Das zentrale Hindernis für die Einhaltung dieses Zeitplans liegt nun in der Ukraine. Es geht um die Konstitution des Subjekts, der „Entität“, welches das Ukrainische Gas-Transit-System besitzen und also einerseits für die Renovierung des maroden Systems und andererseits für die Einnahmen aus der Weiternutzung ab 2020, die Entgelte, zuständig sein wird. Gegenwärtig ist das Naftogaz, das alle Stufen des Gasgeschäfts abdeckende Unternehmen alten Stils, eine Kapitalgesellschaft zu 100 Prozent im Staatsbesitz, also der Regierung des Oligarchen Petroschenko. Der ukrainische Staat hatte von drei internationalen Entwicklungsbanken, Weltbank, IFC und EBRD, einen Kredit in Höhe von einer Milliarde US-Dollar erhalten, unter der Bedingung, einen Monat nach Vorliegen des Urteils des Stockholmer Schiedsgerichts im Streit mit Gazprom eine Entflechtung vorgenommen zu haben und somit eine unabhängige Entität geschaffen zu haben, welche Eigentümer des Ukrainischen Gas-Transit-Systems ist. Der technische Name für eine solche unabhägige Gesellschaft, welche dann eine Bestätigung der EU bedarf, ist TSO. Nur mit der kann man verhandeln, nur die kann Pläne machen, nur die kann das Geld per Januar 2020 in Empfang nehmen. Ihre Existenz ist die Bedingung für Verhandlungen mit Gazprom, denn das nutzungswillige russische Monopol-Unternehmen braucht einen Vertragspartner.
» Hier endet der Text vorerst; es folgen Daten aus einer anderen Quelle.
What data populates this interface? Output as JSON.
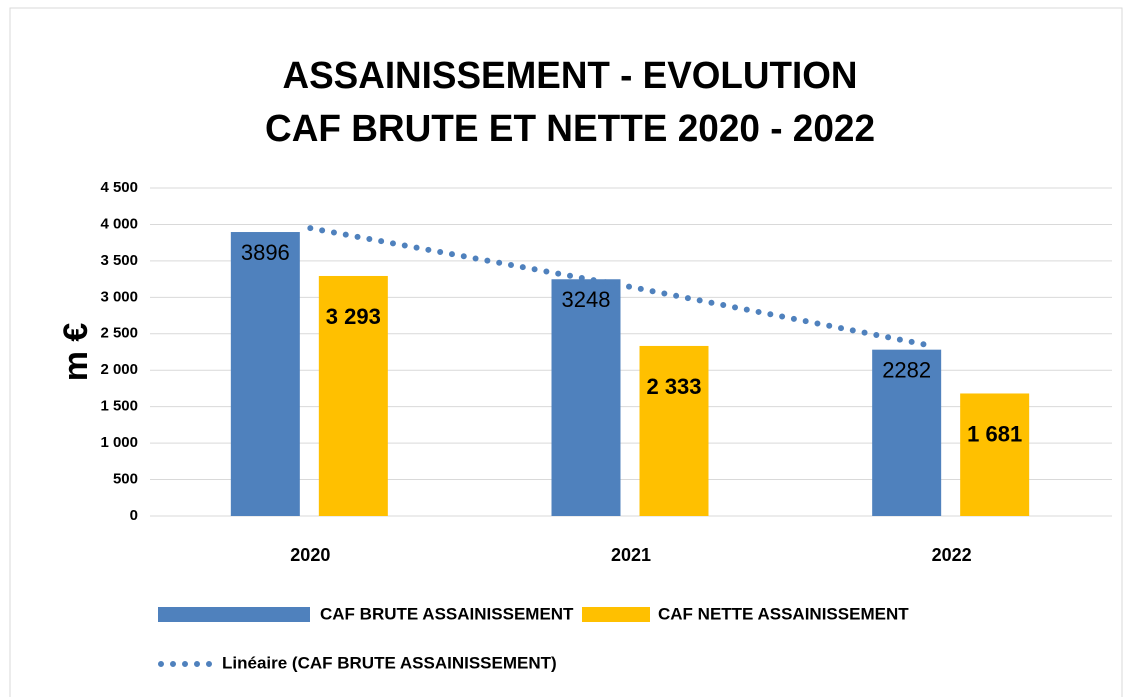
{
  "chart_data": {
    "type": "bar",
    "title": [
      "ASSAINISSEMENT - EVOLUTION",
      "CAF BRUTE ET NETTE 2020 - 2022"
    ],
    "y_label": "m €",
    "categories": [
      "2020",
      "2021",
      "2022"
    ],
    "series": [
      {
        "name": "CAF BRUTE ASSAINISSEMENT",
        "color": "#4f81bd",
        "label_color": "#ffffff",
        "values": [
          3896,
          3248,
          2282
        ]
      },
      {
        "name": "CAF NETTE ASSAINISSEMENT",
        "color": "#ffc000",
        "label_color": "#c00000",
        "values": [
          3293,
          2333,
          1681
        ],
        "value_labels": [
          "3 293",
          "2 333",
          "1 681"
        ]
      }
    ],
    "trendline": {
      "name": "Linéaire (CAF BRUTE ASSAINISSEMENT)",
      "type": "line",
      "style": "dotted",
      "color": "#4f81bd",
      "values": [
        3949,
        3142,
        2335
      ]
    },
    "ylim": [
      0,
      4500
    ],
    "yticks": [
      0,
      500,
      {
        "value": 1000,
        "label": "1 000"
      },
      {
        "value": 1500,
        "label": "1 500"
      },
      {
        "value": 2000,
        "label": "2 000"
      },
      {
        "value": 2500,
        "label": "2 500"
      },
      {
        "value": 3000,
        "label": "3 000"
      },
      {
        "value": 3500,
        "label": "3 500"
      },
      {
        "value": 4000,
        "label": "4 000"
      },
      {
        "value": 4500,
        "label": "4 500"
      }
    ],
    "grid": true
  }
}
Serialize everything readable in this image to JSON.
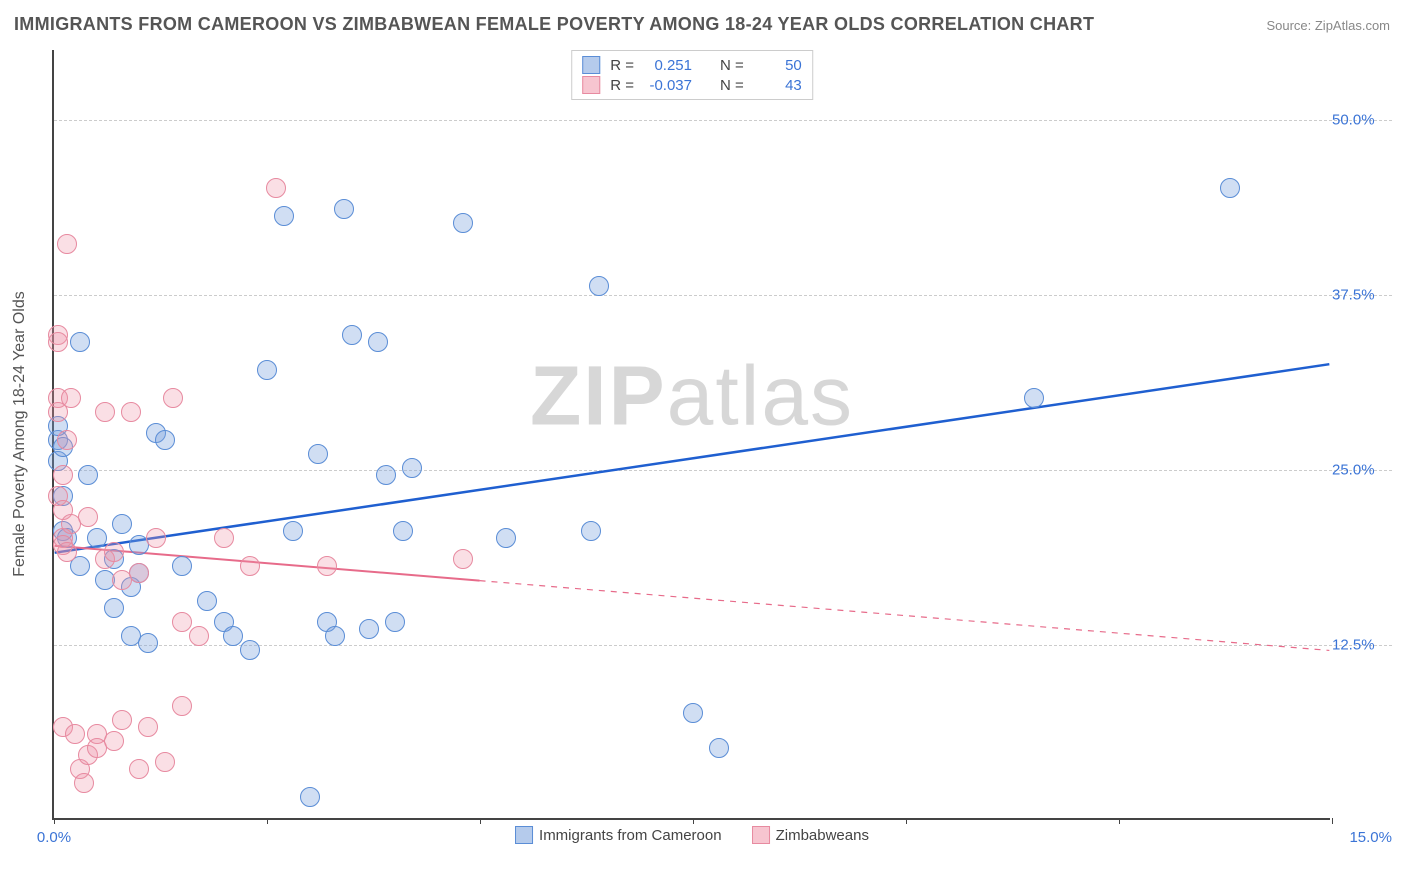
{
  "title": "IMMIGRANTS FROM CAMEROON VS ZIMBABWEAN FEMALE POVERTY AMONG 18-24 YEAR OLDS CORRELATION CHART",
  "source": "Source: ZipAtlas.com",
  "watermark_bold": "ZIP",
  "watermark_light": "atlas",
  "y_axis_title": "Female Poverty Among 18-24 Year Olds",
  "chart": {
    "type": "scatter",
    "xlim": [
      0.0,
      15.0
    ],
    "ylim": [
      0.0,
      55.0
    ],
    "x_ticks": [
      0.0,
      2.5,
      5.0,
      7.5,
      10.0,
      12.5,
      15.0
    ],
    "x_tick_labels_visible": [
      0.0,
      15.0
    ],
    "y_gridlines": [
      12.5,
      25.0,
      37.5,
      50.0
    ],
    "y_tick_labels": [
      "12.5%",
      "25.0%",
      "37.5%",
      "50.0%"
    ],
    "x_tick_labels": [
      "0.0%",
      "15.0%"
    ],
    "background_color": "#ffffff",
    "grid_color": "#cccccc",
    "axis_color": "#444444",
    "label_color": "#3b74d6",
    "title_color": "#555555",
    "title_fontsize": 18,
    "label_fontsize": 15,
    "point_radius": 10,
    "series": [
      {
        "id": "a",
        "label": "Immigrants from Cameroon",
        "fill_color": "rgba(120,160,220,0.35)",
        "stroke_color": "#5a8dd6",
        "R": "0.251",
        "N": "50",
        "trend": {
          "x1": 0.0,
          "y1": 19.0,
          "x2": 15.0,
          "y2": 32.5,
          "color": "#1f5fd0",
          "width": 2.5,
          "solid_to_x": 15.0
        },
        "points": [
          [
            0.05,
            25.5
          ],
          [
            0.05,
            27.0
          ],
          [
            0.05,
            28.0
          ],
          [
            0.1,
            26.5
          ],
          [
            0.1,
            20.5
          ],
          [
            0.1,
            23.0
          ],
          [
            0.15,
            20.0
          ],
          [
            0.3,
            34.0
          ],
          [
            0.3,
            18.0
          ],
          [
            0.4,
            24.5
          ],
          [
            0.5,
            20.0
          ],
          [
            0.6,
            17.0
          ],
          [
            0.7,
            15.0
          ],
          [
            0.7,
            18.5
          ],
          [
            0.8,
            21.0
          ],
          [
            0.9,
            13.0
          ],
          [
            0.9,
            16.5
          ],
          [
            1.0,
            17.5
          ],
          [
            1.0,
            19.5
          ],
          [
            1.1,
            12.5
          ],
          [
            1.2,
            27.5
          ],
          [
            1.3,
            27.0
          ],
          [
            1.5,
            18.0
          ],
          [
            1.8,
            15.5
          ],
          [
            2.0,
            14.0
          ],
          [
            2.1,
            13.0
          ],
          [
            2.3,
            12.0
          ],
          [
            2.5,
            32.0
          ],
          [
            2.7,
            43.0
          ],
          [
            2.8,
            20.5
          ],
          [
            3.0,
            1.5
          ],
          [
            3.1,
            26.0
          ],
          [
            3.2,
            14.0
          ],
          [
            3.3,
            13.0
          ],
          [
            3.4,
            43.5
          ],
          [
            3.5,
            34.5
          ],
          [
            3.7,
            13.5
          ],
          [
            3.8,
            34.0
          ],
          [
            3.9,
            24.5
          ],
          [
            4.0,
            14.0
          ],
          [
            4.1,
            20.5
          ],
          [
            4.2,
            25.0
          ],
          [
            4.8,
            42.5
          ],
          [
            5.3,
            20.0
          ],
          [
            6.3,
            20.5
          ],
          [
            6.4,
            38.0
          ],
          [
            7.5,
            7.5
          ],
          [
            7.8,
            5.0
          ],
          [
            11.5,
            30.0
          ],
          [
            13.8,
            45.0
          ]
        ]
      },
      {
        "id": "b",
        "label": "Zimbabweans",
        "fill_color": "rgba(240,150,170,0.30)",
        "stroke_color": "#e78aa0",
        "R": "-0.037",
        "N": "43",
        "trend": {
          "x1": 0.0,
          "y1": 19.5,
          "x2": 15.0,
          "y2": 12.0,
          "color": "#e76b8a",
          "width": 2,
          "solid_to_x": 5.0
        },
        "points": [
          [
            0.05,
            30.0
          ],
          [
            0.05,
            29.0
          ],
          [
            0.05,
            34.5
          ],
          [
            0.05,
            34.0
          ],
          [
            0.05,
            23.0
          ],
          [
            0.1,
            22.0
          ],
          [
            0.1,
            24.5
          ],
          [
            0.1,
            20.0
          ],
          [
            0.1,
            19.5
          ],
          [
            0.1,
            6.5
          ],
          [
            0.15,
            41.0
          ],
          [
            0.15,
            27.0
          ],
          [
            0.15,
            19.0
          ],
          [
            0.2,
            30.0
          ],
          [
            0.2,
            21.0
          ],
          [
            0.25,
            6.0
          ],
          [
            0.3,
            3.5
          ],
          [
            0.35,
            2.5
          ],
          [
            0.4,
            4.5
          ],
          [
            0.4,
            21.5
          ],
          [
            0.5,
            6.0
          ],
          [
            0.5,
            5.0
          ],
          [
            0.6,
            18.5
          ],
          [
            0.6,
            29.0
          ],
          [
            0.7,
            19.0
          ],
          [
            0.7,
            5.5
          ],
          [
            0.8,
            7.0
          ],
          [
            0.8,
            17.0
          ],
          [
            0.9,
            29.0
          ],
          [
            1.0,
            3.5
          ],
          [
            1.0,
            17.5
          ],
          [
            1.1,
            6.5
          ],
          [
            1.2,
            20.0
          ],
          [
            1.3,
            4.0
          ],
          [
            1.4,
            30.0
          ],
          [
            1.5,
            8.0
          ],
          [
            1.5,
            14.0
          ],
          [
            1.7,
            13.0
          ],
          [
            2.0,
            20.0
          ],
          [
            2.3,
            18.0
          ],
          [
            2.6,
            45.0
          ],
          [
            3.2,
            18.0
          ],
          [
            4.8,
            18.5
          ]
        ]
      }
    ]
  },
  "legend_top": {
    "row_label_R": "R =",
    "row_label_N": "N ="
  }
}
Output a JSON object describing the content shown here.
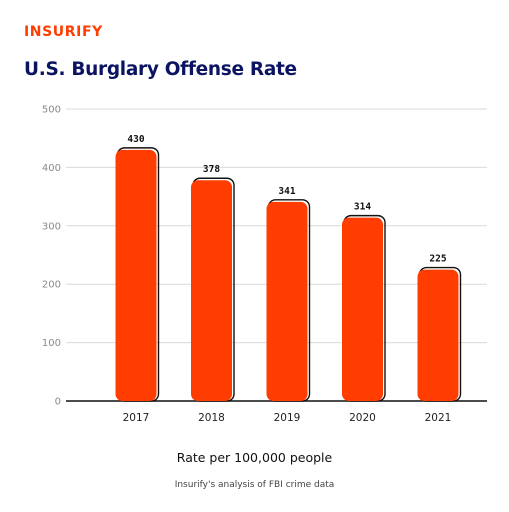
{
  "brand": {
    "logo_text": "INSURIFY",
    "color": "#FF3D00"
  },
  "colors": {
    "bar": "#FF3D00",
    "outline": "#111111",
    "title": "#0B1460",
    "grid": "#D9D9D9",
    "tick": "#8A8A8A"
  },
  "chart_data": {
    "type": "bar",
    "title": "U.S. Burglary Offense Rate",
    "xlabel": "Rate per 100,000 people",
    "ylabel": "",
    "categories": [
      "2017",
      "2018",
      "2019",
      "2020",
      "2021"
    ],
    "values": [
      430,
      378,
      341,
      314,
      225
    ],
    "data_labels": [
      "430",
      "378",
      "341",
      "314",
      "225"
    ],
    "ylim": [
      0,
      500
    ],
    "yticks": [
      0,
      100,
      200,
      300,
      400,
      500
    ],
    "grid": true,
    "legend": "none"
  },
  "footer": {
    "source": "Insurify's analysis of FBI crime data"
  }
}
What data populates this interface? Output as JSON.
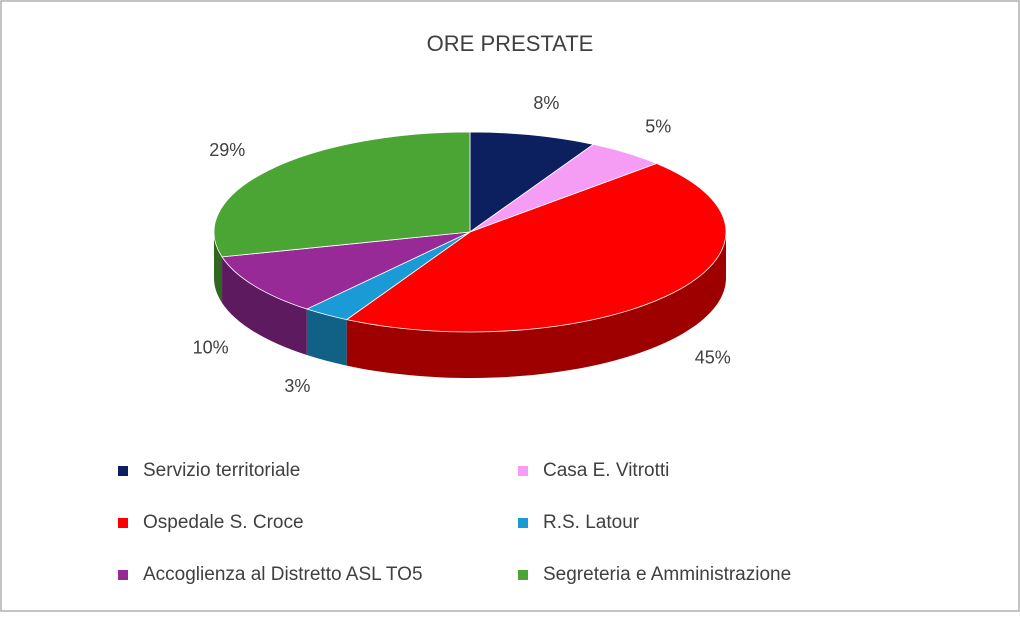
{
  "chart_data": {
    "type": "pie3d",
    "title": "ORE PRESTATE",
    "categories": [
      "Servizio territoriale",
      "Casa E. Vitrotti",
      "Ospedale S. Croce",
      "R.S. Latour",
      "Accoglienza al Distretto ASL TO5",
      "Segreteria e Amministrazione"
    ],
    "values": [
      8,
      5,
      45,
      3,
      10,
      29
    ],
    "value_labels": [
      "8%",
      "5%",
      "45%",
      "3%",
      "10%",
      "29%"
    ],
    "colors": [
      "#0c1f5e",
      "#f59cf5",
      "#ff0000",
      "#1b9bd6",
      "#982a98",
      "#4ba534"
    ]
  }
}
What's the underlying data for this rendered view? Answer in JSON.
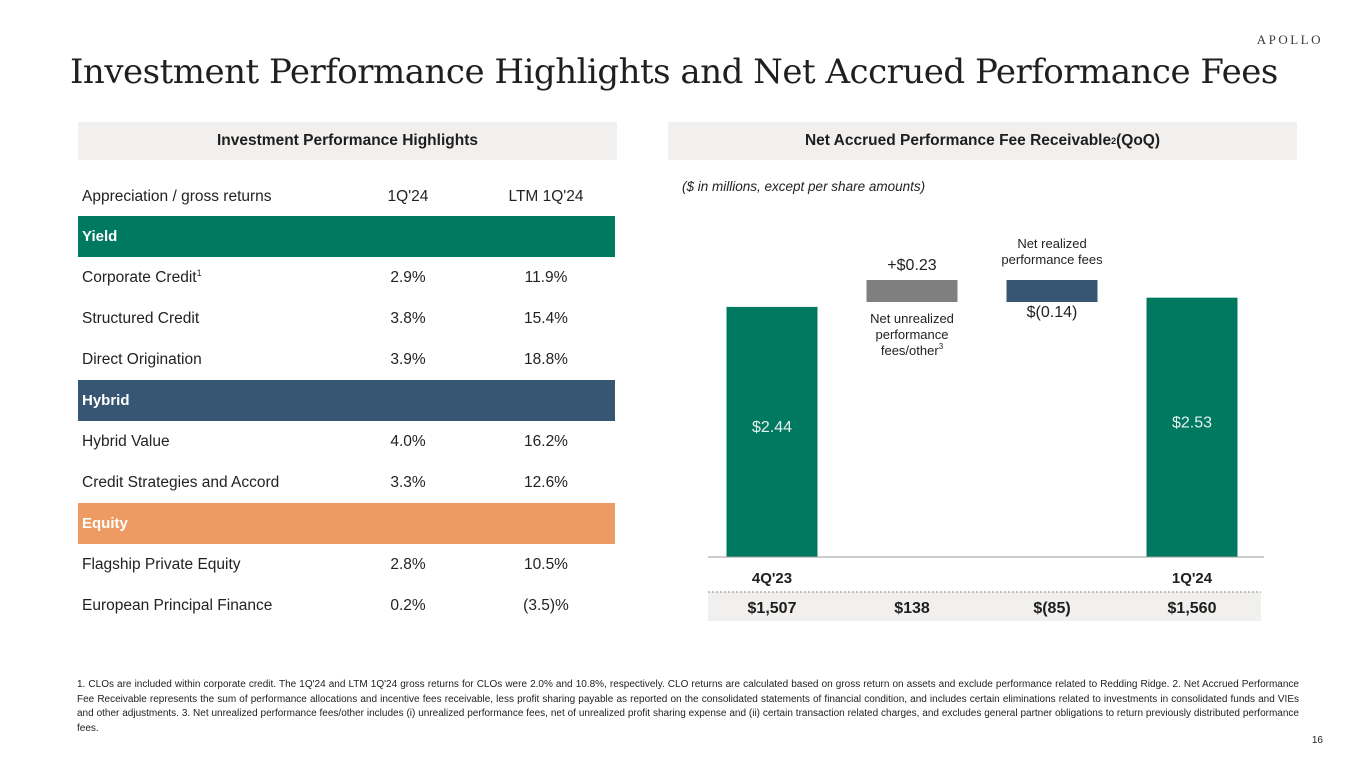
{
  "logo": "APOLLO",
  "title": "Investment Performance Highlights and Net Accrued Performance Fees",
  "left_panel": {
    "header": "Investment Performance Highlights",
    "columns": [
      "Appreciation / gross returns",
      "1Q'24",
      "LTM 1Q'24"
    ],
    "groups": [
      {
        "name": "Yield",
        "color": "#007961",
        "rows": [
          {
            "label": "Corporate Credit",
            "sup": "1",
            "q": "2.9%",
            "ltm": "11.9%"
          },
          {
            "label": "Structured Credit",
            "sup": "",
            "q": "3.8%",
            "ltm": "15.4%"
          },
          {
            "label": "Direct Origination",
            "sup": "",
            "q": "3.9%",
            "ltm": "18.8%"
          }
        ]
      },
      {
        "name": "Hybrid",
        "color": "#365673",
        "rows": [
          {
            "label": "Hybrid Value",
            "sup": "",
            "q": "4.0%",
            "ltm": "16.2%"
          },
          {
            "label": "Credit Strategies and Accord",
            "sup": "",
            "q": "3.3%",
            "ltm": "12.6%"
          }
        ]
      },
      {
        "name": "Equity",
        "color": "#ed9b62",
        "rows": [
          {
            "label": "Flagship Private Equity",
            "sup": "",
            "q": "2.8%",
            "ltm": "10.5%"
          },
          {
            "label": "European Principal Finance",
            "sup": "",
            "q": "0.2%",
            "ltm": "(3.5)%"
          }
        ]
      }
    ]
  },
  "right_panel": {
    "header": "Net Accrued Performance Fee Receivable",
    "header_sup": "2",
    "header_suffix": " (QoQ)",
    "note": "($ in millions, except per share amounts)"
  },
  "chart_data": {
    "type": "bar",
    "subtype": "waterfall",
    "categories": [
      "4Q'23",
      "Net unrealized performance fees/other",
      "Net realized performance fees",
      "1Q'24"
    ],
    "values": [
      2.44,
      0.23,
      -0.14,
      2.53
    ],
    "value_labels": [
      "$2.44",
      "+$0.23",
      "$(0.14)",
      "$2.53"
    ],
    "amounts": [
      "$1,507",
      "$138",
      "$(85)",
      "$1,560"
    ],
    "axis_labels": [
      "4Q'23",
      "",
      "",
      "1Q'24"
    ],
    "bar_captions": [
      "",
      "Net unrealized|performance|fees/other",
      "Net realized|performance fees",
      ""
    ],
    "bar_caption_sups": [
      "",
      "3",
      "",
      ""
    ],
    "colors": [
      "#007961",
      "#7f7f7f",
      "#365673",
      "#007961"
    ]
  },
  "footnote": "1. CLOs are included within corporate credit. The 1Q'24 and LTM 1Q'24 gross returns for CLOs were 2.0% and 10.8%, respectively. CLO returns are calculated based on gross return on assets and exclude performance related to Redding Ridge. 2. Net Accrued Performance Fee Receivable represents the sum of performance allocations and incentive fees receivable, less profit sharing payable as reported on the consolidated statements of financial condition, and includes certain eliminations related to investments in consolidated funds and VIEs and other adjustments. 3. Net unrealized performance fees/other includes (i) unrealized performance fees, net of unrealized profit sharing expense and (ii) certain transaction related charges, and excludes general partner obligations to return previously distributed performance fees.",
  "page_number": "16"
}
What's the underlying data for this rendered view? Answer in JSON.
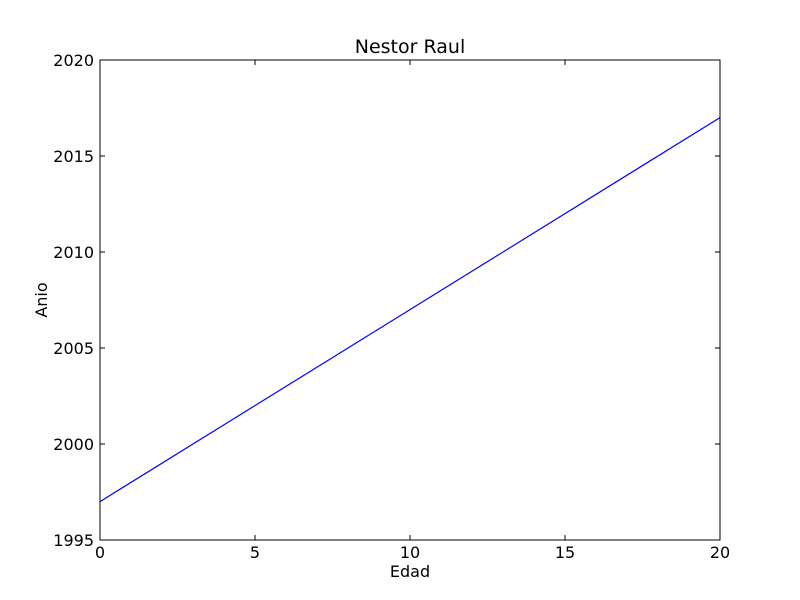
{
  "chart_data": {
    "type": "line",
    "title": "Nestor Raul",
    "xlabel": "Edad",
    "ylabel": "Anio",
    "xlim": [
      0,
      20
    ],
    "ylim": [
      1995,
      2020
    ],
    "xticks": [
      0,
      5,
      10,
      15,
      20
    ],
    "xtick_labels": [
      "0",
      "5",
      "10",
      "15",
      "20"
    ],
    "yticks": [
      1995,
      2000,
      2005,
      2010,
      2015,
      2020
    ],
    "ytick_labels": [
      "1995",
      "2000",
      "2005",
      "2010",
      "2015",
      "2020"
    ],
    "grid": false,
    "series": [
      {
        "color": "#0000ff",
        "x": [
          0,
          20
        ],
        "y": [
          1997,
          2017
        ]
      }
    ]
  }
}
Der existiert nicht – gut vier Monate nach Vorliegen der Stockholmer Entscheidung am 28. Februar 2018. Auch ist nicht absehbar, dass es in absehbarere Zeit in die Existenz kommen wird. Naftogaz und die ukrainische Regierung beschuldigen sich gegenseitig, der andere blockiere. Das mag für einen Korruptionssumpf-verseuchten Gassektor in einem ebensolchen Staat glauben wer will – im nächsten Jahr wird in der Ukraine gewählt. An diesen Strukturen hatte sich schon Russland, solange es die Patronats-Herrschaft innehatte, die Zähne ausgebissen. Nun liegt der Ball (und die Notwendigkeit scharfer Zähne) im Feld der EU.

Bekannt beziehungsweise zitiert wurde jetzt, dass der Chef der EU-Delegation in der Ukraine, Hugues Mingarelli, beim Ukrainian Gas Forum in Kiew am 11. Oktober 2017 Klartext gesprochen habe:

Ukraine’s prospects of maintaining its role as a transit country for Russian gas hinges on its ability to unbundle the TSO from Naftogaz – and not on fighting competition from planned alternative pipeline routes, such as Nord Stream 2, which would create alternative transit routes for Gazprom.

Das heißt die EU hat die Ukraine aufgefordert, sie solle auf ihren Monopolrentenanspruch aus der Durchleitung von russischem Gas verzichten und sich dem Wettbewerb für transnationale Gastransportleistungen stellen. Ob diese klare Botschaft in Wahlkampfzeiten gehört werden wird, ist zweifelhaft. Sie wird ja selbst in Westeuropas Öffentlichkeit nicht gehört.